Selon les historiens, un événement politique
n'est pas un soulèvement ni un coup d'État mais
une révolution s'il a radicalement transformé
la vie des êtres qui le subissent et leur monde. Si
l'on s'en tient à cette définition, il ne fait
aucun doute que nous vivons actuellement une révolution
apolitique de portée historique.
Il semble difficile de lui donner un nom. On pourrait parler
de « révolution informatique », mais ce terme
est trop étroit ; de « révolution
cybernétique », mais cette appellation est bien
vague. « La révolution des puces électroniques »,
bien que trop spécifique, semble plus appropriée,
étant donné que la puce est le coeur, aussi
bien des systèmes informatiques que des micro-ordinateurs
spécialisés qui contrôlent la plupart
de nos machines modernes.
Mais, quel que soit le nom qu'on choisisse de lui donner,
il s'agit bien d'une véritable révolution, de
l'événement qui change la mentalité des
gens qui le vivent et de ceux qui naissent sous son règne.
Nul ne peut échapper à une révolution.
Elle est formidablement présente où que vous
vous tourniez.
En un peu moins de douze ans, la microtechnologie s'est
insinuée dans la vie des pays industrialisés
et a profondément modifié le mode de vie de
leurs habitants. Les circuits miniaturisés ont envahi
toutes les facettes de notre vie, que nous fassions des courses,
regardions la télévision ou téléphonions.
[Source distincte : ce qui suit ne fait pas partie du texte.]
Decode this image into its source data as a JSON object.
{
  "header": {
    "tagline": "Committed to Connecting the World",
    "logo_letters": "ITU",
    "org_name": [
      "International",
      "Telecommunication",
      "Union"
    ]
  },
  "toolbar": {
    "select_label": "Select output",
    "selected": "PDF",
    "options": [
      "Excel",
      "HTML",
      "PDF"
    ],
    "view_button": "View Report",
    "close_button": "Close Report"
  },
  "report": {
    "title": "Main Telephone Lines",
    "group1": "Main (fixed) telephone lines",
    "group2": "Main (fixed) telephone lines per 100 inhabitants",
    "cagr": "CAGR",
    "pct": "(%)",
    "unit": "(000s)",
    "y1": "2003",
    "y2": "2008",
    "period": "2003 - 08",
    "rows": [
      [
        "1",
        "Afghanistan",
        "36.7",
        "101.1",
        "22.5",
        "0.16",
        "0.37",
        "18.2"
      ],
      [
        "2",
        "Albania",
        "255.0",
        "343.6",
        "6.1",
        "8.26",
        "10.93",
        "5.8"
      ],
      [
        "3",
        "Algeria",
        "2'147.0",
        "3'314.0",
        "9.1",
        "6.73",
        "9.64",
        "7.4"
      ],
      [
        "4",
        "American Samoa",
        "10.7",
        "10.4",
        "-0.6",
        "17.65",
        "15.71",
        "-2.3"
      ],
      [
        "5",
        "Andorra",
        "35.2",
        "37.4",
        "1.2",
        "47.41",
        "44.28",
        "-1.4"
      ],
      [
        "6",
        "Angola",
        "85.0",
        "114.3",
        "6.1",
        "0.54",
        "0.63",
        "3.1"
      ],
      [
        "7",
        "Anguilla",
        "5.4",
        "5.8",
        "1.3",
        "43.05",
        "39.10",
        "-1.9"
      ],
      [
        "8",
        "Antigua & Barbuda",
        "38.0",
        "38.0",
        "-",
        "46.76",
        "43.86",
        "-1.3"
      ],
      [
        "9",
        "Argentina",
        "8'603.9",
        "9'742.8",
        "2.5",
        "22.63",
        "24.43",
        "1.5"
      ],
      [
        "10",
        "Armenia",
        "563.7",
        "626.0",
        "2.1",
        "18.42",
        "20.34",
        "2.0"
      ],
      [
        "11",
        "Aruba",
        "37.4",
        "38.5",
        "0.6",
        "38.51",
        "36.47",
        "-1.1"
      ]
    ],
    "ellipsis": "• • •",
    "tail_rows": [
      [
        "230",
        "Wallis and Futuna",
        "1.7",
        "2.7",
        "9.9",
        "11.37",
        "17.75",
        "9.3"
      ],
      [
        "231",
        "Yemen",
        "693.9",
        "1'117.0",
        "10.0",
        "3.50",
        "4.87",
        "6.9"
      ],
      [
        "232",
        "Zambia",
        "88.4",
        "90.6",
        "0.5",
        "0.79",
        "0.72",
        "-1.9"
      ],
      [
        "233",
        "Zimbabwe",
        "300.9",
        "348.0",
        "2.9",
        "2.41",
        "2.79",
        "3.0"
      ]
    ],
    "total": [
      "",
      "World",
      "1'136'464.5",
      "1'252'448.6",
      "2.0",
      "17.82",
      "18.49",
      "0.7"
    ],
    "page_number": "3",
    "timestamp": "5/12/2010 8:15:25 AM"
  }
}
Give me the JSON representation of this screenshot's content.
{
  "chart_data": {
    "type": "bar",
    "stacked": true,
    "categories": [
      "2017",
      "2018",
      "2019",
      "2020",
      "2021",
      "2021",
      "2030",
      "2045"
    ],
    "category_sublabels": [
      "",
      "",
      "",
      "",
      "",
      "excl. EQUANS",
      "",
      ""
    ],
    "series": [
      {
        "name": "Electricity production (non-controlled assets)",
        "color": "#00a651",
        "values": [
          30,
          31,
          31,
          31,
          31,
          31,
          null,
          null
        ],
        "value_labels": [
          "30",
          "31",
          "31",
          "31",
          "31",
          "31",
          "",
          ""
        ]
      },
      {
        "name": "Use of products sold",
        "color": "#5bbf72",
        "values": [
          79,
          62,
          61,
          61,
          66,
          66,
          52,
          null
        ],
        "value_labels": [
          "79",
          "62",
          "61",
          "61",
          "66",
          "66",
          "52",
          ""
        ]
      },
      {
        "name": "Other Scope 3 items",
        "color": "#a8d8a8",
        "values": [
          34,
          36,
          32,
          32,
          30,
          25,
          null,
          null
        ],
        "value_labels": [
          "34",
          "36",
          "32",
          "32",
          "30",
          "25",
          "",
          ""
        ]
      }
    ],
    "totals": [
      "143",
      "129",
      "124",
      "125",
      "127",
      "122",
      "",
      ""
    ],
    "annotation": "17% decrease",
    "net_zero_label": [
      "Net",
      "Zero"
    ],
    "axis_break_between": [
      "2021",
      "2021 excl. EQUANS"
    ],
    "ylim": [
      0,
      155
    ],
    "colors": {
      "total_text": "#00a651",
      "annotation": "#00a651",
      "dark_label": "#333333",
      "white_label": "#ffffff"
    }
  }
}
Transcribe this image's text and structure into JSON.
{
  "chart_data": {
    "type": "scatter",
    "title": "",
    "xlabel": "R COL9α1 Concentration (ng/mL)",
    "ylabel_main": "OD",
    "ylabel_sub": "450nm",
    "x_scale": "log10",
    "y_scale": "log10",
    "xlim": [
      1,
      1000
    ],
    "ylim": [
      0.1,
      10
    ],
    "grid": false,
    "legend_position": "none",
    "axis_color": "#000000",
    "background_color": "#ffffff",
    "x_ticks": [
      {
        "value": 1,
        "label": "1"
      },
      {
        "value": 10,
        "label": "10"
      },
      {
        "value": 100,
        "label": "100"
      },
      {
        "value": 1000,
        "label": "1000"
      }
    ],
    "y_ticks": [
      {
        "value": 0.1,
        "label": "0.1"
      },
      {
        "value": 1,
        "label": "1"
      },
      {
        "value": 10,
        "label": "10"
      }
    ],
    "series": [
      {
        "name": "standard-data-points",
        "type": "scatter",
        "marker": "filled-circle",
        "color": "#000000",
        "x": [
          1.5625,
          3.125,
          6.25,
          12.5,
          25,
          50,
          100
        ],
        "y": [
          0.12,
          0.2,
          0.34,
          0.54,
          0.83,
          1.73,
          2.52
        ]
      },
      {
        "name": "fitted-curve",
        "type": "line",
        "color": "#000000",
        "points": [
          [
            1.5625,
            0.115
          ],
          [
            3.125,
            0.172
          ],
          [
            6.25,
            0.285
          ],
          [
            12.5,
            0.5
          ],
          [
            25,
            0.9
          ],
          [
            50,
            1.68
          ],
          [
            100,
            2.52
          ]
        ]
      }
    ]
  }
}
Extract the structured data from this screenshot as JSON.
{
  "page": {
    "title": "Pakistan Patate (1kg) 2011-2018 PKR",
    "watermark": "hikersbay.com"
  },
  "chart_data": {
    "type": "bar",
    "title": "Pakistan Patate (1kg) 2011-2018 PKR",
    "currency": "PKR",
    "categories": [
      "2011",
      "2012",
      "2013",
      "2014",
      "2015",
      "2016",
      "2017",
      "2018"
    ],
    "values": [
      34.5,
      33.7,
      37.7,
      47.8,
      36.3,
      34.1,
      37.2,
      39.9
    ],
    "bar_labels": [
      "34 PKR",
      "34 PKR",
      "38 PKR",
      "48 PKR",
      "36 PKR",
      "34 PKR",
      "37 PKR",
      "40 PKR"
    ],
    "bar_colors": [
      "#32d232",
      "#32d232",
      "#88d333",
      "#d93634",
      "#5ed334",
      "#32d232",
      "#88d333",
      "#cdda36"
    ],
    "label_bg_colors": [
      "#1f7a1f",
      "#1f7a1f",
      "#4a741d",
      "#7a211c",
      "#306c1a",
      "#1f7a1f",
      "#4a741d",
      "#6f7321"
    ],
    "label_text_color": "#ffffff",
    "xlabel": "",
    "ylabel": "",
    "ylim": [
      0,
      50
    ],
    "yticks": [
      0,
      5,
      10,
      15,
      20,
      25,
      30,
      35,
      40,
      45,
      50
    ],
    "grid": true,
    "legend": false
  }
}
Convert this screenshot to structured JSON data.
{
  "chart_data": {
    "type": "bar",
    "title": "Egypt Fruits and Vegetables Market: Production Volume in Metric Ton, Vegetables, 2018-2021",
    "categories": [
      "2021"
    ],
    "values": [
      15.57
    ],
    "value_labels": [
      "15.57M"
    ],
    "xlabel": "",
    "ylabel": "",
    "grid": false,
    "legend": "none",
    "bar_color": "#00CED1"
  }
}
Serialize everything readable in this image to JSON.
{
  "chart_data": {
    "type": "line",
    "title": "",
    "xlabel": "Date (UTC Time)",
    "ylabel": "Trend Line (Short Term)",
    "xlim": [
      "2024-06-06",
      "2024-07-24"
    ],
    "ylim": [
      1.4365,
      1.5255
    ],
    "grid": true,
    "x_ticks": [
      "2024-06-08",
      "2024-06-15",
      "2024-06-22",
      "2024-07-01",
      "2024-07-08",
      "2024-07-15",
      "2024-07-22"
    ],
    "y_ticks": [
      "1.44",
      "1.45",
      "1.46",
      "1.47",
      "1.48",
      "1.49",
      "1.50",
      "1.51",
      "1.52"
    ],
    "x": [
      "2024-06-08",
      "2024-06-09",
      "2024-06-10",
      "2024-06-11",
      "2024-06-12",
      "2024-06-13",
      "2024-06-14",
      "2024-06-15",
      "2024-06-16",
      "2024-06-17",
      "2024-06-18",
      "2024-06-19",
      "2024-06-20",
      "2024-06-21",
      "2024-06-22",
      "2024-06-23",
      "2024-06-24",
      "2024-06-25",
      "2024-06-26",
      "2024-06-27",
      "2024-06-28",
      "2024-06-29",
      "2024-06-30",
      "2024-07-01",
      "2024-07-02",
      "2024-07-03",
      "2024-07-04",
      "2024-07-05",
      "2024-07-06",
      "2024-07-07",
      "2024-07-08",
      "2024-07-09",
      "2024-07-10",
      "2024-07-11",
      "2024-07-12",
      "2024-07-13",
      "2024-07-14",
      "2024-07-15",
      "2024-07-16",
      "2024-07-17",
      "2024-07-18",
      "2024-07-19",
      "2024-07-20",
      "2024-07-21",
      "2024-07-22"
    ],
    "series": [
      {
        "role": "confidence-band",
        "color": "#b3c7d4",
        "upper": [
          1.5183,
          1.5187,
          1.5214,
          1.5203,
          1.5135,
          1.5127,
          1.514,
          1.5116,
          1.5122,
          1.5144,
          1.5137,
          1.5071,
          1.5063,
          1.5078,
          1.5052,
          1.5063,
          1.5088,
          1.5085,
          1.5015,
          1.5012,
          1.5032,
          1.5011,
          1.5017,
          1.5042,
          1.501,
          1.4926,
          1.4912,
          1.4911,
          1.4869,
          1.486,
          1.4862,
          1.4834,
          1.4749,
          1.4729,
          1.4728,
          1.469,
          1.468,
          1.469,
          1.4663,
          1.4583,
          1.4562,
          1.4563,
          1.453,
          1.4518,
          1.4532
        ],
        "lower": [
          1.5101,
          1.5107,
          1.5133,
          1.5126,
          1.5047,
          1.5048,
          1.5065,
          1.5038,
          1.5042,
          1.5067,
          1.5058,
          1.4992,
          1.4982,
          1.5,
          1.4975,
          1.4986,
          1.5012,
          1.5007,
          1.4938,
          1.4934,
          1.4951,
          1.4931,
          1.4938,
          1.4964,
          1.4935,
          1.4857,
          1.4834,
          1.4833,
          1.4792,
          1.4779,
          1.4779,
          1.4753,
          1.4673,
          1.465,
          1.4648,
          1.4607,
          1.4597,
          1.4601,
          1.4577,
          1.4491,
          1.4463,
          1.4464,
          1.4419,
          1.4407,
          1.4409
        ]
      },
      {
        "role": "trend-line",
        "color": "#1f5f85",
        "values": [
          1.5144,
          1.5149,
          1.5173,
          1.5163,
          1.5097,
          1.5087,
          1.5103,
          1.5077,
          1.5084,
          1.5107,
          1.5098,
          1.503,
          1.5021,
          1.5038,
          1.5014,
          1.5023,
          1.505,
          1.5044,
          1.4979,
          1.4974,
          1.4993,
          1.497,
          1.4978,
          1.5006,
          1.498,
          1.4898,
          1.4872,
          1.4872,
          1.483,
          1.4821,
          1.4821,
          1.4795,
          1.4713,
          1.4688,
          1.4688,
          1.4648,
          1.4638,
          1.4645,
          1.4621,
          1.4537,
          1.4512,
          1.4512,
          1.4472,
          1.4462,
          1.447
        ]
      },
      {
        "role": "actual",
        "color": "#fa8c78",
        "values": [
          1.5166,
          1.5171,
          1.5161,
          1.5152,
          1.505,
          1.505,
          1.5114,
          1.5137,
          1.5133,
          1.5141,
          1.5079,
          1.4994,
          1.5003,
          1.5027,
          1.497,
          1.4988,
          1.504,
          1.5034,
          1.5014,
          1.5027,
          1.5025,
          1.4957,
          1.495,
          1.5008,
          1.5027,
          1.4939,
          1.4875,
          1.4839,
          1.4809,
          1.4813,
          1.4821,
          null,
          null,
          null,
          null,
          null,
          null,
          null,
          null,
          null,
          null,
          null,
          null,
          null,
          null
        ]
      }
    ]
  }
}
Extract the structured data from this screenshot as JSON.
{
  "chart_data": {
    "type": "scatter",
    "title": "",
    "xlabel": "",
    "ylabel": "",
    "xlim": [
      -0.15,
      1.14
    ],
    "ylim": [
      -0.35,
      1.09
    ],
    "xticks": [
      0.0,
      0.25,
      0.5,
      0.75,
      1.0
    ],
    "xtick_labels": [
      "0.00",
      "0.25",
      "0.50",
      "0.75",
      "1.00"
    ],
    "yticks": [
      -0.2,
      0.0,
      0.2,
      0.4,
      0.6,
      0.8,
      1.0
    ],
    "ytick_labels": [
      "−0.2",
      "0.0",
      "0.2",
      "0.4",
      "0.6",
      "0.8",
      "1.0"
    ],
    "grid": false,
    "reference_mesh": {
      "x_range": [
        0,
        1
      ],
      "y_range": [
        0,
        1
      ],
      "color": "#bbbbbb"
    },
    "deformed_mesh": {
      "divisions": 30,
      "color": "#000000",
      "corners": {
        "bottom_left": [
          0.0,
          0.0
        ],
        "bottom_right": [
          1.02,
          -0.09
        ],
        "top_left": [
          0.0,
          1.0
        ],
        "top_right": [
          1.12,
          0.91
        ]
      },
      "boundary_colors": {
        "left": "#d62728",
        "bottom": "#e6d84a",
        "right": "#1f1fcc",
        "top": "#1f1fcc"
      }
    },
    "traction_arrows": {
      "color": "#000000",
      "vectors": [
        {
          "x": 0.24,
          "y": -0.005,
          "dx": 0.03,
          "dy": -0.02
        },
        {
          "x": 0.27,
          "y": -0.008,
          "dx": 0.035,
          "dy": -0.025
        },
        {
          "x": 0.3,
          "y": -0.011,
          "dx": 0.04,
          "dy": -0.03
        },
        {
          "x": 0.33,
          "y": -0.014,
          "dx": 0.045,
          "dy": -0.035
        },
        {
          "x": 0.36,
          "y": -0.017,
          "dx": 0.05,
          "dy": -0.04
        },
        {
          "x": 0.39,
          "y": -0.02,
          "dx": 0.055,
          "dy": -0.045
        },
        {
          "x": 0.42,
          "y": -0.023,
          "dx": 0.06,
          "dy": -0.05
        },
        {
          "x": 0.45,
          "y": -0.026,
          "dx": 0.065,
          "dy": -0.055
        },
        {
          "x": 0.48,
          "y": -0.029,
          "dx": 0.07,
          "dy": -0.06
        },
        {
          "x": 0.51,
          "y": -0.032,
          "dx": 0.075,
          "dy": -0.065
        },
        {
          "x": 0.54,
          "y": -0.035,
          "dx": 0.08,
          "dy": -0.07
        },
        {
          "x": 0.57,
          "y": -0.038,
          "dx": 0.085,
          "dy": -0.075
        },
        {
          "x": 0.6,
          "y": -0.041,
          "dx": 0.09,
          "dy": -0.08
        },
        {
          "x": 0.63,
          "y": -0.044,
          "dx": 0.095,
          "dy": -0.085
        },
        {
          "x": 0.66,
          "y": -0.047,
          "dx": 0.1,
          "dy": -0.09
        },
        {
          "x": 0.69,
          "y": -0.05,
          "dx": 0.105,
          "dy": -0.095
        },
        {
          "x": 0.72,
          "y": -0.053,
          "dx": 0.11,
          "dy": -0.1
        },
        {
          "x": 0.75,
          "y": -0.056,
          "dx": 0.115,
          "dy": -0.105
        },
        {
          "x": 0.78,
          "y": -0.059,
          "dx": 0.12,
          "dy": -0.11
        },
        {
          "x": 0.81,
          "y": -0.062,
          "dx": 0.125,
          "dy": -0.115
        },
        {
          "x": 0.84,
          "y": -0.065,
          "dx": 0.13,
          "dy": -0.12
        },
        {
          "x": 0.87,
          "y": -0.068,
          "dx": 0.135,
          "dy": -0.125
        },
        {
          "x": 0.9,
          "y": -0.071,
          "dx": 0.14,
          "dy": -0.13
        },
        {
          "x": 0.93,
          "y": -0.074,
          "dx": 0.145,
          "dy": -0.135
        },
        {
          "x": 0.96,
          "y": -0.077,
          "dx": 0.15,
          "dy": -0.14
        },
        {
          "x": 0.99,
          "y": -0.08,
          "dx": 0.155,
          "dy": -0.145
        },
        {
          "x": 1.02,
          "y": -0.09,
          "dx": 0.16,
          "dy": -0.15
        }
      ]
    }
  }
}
Ils nous ont amenés à perdre certaines habitudes
- nous n'allons plus à la banque aussi souvent pour
y retirer de l'argent - et nous en ont fait prendre de nouvelles :
nous achetons des billets de loterie nationale dans l'espoir
de gagner des sommes fabuleuses.
« Les civilisations progressent en augmentant le nombre
des gestes automatiques que nous faisons, » a déclaré
Alfred North Whitehead. Si tel est le cas, « l'accélérateur »
de notre époque est un minuscule grain de silicone
transformé en interrupteur pour traiter des données
codées dans des courants électriques ;
car, en fait, l'ordinateur est essentiellement une machine
à commutateurs, capable de faire des calculs à
une vitesse astronomique et d'en mémoriser les résultats.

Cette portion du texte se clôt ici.